Da wärmeres Wetter immer mehr Menschen in Nationalparks lockt, kommt es immer häufiger zu Begegnungen mit Bisons. Diese majestätischen Tiere – Bison Bison – sind Nordamerikas größte Landsäugetiere, und die Achtung ihres Lebensraums ist sowohl für die Sicherheit der Besucher als auch für das Wohlergehen der Tiere von entscheidender Bedeutung. Dieser Leitfaden enthält wichtige Tipps für die Navigation durch das Bisonland, egal ob Sie mit dem Auto oder beim Wandern unterwegs sind.

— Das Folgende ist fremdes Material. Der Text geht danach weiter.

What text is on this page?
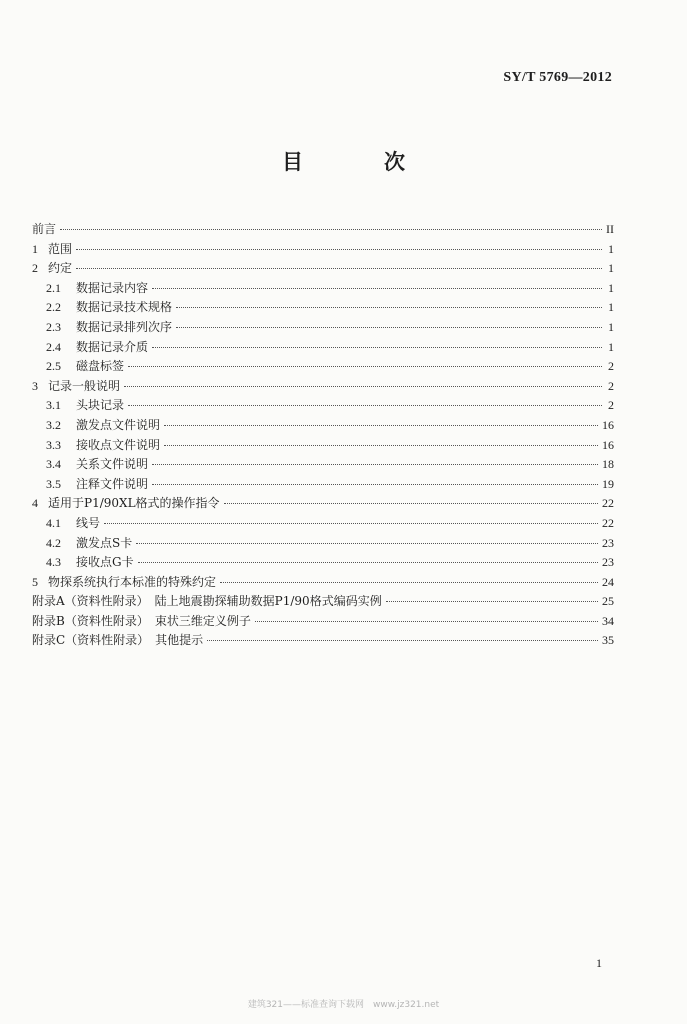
SY/T 5769—2012
目　次
前言	II
1 范围	1
2 约定	1
2.1	数据记录内容	1
2.2	数据记录技术规格	1
2.3	数据记录排列次序	1
2.4	数据记录介质	1
2.5	磁盘标签	2
3 记录一般说明	2
3.1	头块记录	2
3.2	激发点文件说明	16
3.3	接收点文件说明	16
3.4	关系文件说明	18
3.5	注释文件说明	19
4 适用于P1/90XL格式的操作指令	22
4.1	线号	22
4.2	激发点S卡	23
4.3	接收点G卡	23
5 物探系统执行本标准的特殊约定	24
附录A（资料性附录）　陆上地震勘探辅助数据P1/90格式编码实例	25
附录B（资料性附录）　束状三维定义例子	34
附录C（资料性附录）　其他提示	35
1
建筑321——标准查询下载网　www.jz321.net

In der Nähe von Bison fahren
Halten Sie in Ihrem Fahrzeug einen Mindestabstand von 25 Yards (75 Fuß) ein**. Dies entspricht ungefähr der Länge von zwei Schulbussen oder der Entfernung, bei der Ihr Daumen das Tier vollständig verdecken kann, wenn es auf Armlänge gehalten wird.
Gehen Sie nie auf Bisons zu, um Fotos zu machen. Verwenden Sie stattdessen ein Teleobjektiv. Der National Park Service (NPS) warnt davor, dass der Versuch eines Selfies zu gefährlichem, unvorhersehbarem Verhalten des Tieres führen kann.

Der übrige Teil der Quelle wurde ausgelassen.